Scientific classification
- Kingdom: Animalia
- Phylum: Chordata
- Class: Amphibia
- Order: Anura
- Family: Pelodryadidae
- Genus: Sandyrana
- Species: S. azuroscelis
- Binomial name: Sandyrana azuroscelis (Günther, Richards, Hamidy, Trilaksono, Sulaeman, Oliver, 2023)
- Synonyms: Litoria azuroscelis Günther, Richards, Hamidy, Trilaksono, Sulaeman, Oliver, 2023;

= Azure-thighed tree frog =

- Genus: Sandyrana
- Species: azuroscelis
- Authority: (Günther, Richards, Hamidy, Trilaksono, Sulaeman, Oliver, 2023)
- Synonyms: Litoria azuroscelis Günther, Richards, Hamidy, Trilaksono, Sulaeman, Oliver, 2023

Species of frog

The azure-thighed tree frog (Sandyrana azuroscelis), azure-thighed treefrog or, in Indonesian, katak-pohon paha-biru, is a species of tree frog in the family Pelodryadidae that is native to Western New Guinea. It was described by a group of Australian herpetologists in 2023.

==Description==
The frog was named for the purple-blue colouration on the hidden portion of its hindlegs. The species is mostly dark green, with reddish-brown irises, and a mostly clear nictitating membrane, besides the darker dorsal margin. Adult males reach an estimated size of or under 66.6 mm (2.62 in). It differs from other members of the genus by the extent of hand webbing, as well as the size, shape, and colouration of the male's nuptial pad.

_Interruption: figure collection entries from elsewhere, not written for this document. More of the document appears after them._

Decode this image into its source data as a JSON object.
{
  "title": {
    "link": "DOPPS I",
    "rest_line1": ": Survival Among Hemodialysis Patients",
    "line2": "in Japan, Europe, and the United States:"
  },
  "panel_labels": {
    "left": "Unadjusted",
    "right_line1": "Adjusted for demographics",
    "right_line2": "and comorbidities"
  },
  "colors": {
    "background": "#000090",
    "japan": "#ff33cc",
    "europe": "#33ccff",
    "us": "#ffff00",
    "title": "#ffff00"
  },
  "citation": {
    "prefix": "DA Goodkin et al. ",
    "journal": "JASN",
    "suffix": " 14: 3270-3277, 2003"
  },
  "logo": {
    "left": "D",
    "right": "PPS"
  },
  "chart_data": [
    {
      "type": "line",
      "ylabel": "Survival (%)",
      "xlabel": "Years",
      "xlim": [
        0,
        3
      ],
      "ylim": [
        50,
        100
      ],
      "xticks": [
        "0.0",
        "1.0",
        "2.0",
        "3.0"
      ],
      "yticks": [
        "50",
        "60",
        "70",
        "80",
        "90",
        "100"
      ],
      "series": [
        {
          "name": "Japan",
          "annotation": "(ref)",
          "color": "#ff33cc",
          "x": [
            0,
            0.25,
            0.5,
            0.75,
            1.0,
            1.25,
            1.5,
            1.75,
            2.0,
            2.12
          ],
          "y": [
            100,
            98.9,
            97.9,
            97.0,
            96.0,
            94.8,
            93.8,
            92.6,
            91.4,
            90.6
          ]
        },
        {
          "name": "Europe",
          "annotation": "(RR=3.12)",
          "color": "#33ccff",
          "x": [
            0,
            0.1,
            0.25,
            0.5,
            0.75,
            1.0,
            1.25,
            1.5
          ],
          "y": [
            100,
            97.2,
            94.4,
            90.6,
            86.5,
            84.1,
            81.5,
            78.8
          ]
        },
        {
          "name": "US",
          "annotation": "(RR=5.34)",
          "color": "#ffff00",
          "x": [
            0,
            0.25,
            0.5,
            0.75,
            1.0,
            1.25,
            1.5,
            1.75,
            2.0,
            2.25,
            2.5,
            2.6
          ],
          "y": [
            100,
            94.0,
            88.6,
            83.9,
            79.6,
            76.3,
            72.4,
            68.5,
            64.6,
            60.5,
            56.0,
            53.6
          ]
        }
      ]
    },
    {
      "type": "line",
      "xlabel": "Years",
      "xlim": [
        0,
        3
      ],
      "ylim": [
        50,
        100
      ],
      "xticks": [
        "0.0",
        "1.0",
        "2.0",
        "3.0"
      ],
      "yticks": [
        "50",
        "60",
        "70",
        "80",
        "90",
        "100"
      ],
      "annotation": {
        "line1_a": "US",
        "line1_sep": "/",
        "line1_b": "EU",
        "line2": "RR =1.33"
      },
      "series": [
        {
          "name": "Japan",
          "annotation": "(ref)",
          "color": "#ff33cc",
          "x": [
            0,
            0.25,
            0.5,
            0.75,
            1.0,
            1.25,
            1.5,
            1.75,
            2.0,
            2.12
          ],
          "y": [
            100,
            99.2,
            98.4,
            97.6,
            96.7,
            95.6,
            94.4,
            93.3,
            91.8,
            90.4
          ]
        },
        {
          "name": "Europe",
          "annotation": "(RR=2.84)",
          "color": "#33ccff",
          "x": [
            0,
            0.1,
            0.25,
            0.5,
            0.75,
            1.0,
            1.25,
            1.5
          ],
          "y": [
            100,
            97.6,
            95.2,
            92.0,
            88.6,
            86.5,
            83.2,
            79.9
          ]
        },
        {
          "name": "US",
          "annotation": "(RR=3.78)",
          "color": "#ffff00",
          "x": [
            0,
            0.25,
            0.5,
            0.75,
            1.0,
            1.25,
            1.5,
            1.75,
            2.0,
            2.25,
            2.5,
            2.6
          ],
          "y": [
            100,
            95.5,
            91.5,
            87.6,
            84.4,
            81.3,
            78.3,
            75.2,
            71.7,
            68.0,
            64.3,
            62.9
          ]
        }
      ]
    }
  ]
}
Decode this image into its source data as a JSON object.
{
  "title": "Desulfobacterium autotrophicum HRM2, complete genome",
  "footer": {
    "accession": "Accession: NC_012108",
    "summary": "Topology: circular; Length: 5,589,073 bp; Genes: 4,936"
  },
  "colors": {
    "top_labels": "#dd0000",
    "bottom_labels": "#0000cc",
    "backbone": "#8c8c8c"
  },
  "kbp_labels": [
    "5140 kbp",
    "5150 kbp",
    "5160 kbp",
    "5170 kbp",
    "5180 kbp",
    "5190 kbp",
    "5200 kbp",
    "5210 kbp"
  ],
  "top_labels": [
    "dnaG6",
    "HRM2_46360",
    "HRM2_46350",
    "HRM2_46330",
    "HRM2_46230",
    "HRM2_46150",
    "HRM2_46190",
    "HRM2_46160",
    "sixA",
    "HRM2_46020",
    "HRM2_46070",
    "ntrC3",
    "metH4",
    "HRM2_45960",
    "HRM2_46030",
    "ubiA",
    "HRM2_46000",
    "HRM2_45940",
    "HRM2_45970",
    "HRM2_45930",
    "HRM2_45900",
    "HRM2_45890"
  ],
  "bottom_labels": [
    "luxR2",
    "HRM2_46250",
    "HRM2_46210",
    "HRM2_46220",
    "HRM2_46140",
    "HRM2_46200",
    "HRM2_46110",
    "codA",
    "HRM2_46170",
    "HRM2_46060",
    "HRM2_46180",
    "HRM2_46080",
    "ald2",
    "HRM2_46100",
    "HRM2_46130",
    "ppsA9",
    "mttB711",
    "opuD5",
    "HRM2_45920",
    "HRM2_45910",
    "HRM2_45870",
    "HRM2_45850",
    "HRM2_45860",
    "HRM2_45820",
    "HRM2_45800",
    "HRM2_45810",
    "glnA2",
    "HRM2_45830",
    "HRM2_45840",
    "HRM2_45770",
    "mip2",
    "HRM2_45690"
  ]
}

It has a distinctive call, described as a "tonk... – tonk... – tonk..." sound. It occurs in "a series of 2–7 calls", with a "repetition rate of 2.02 calls/s".

== Discovery ==
The azure-thighed tree frog was discovered in early August 2023 when six Australian herpetologists visited the region in search of "relatively rarely collected and remain poorly known" tree frogs. Its discovery was a result of them hearing its distinctive call, 30 ft (9.14 m) above them in trees near "a waterfall on a mountain stream". Two specimens were collected, and many more were heard in the same area. DNA analysis was not taken after the species discovery, but likely will in the future.

== Distribution ==
The azure-thighed tree frog is native to the tropical rainforests of the Wondiwoi Mountains of the Wandammen Peninsula in northwestern Indonesian New Guinea, or Western New Guinea, although its range may extend into other locations. More information is needed to further analyze the species range extent.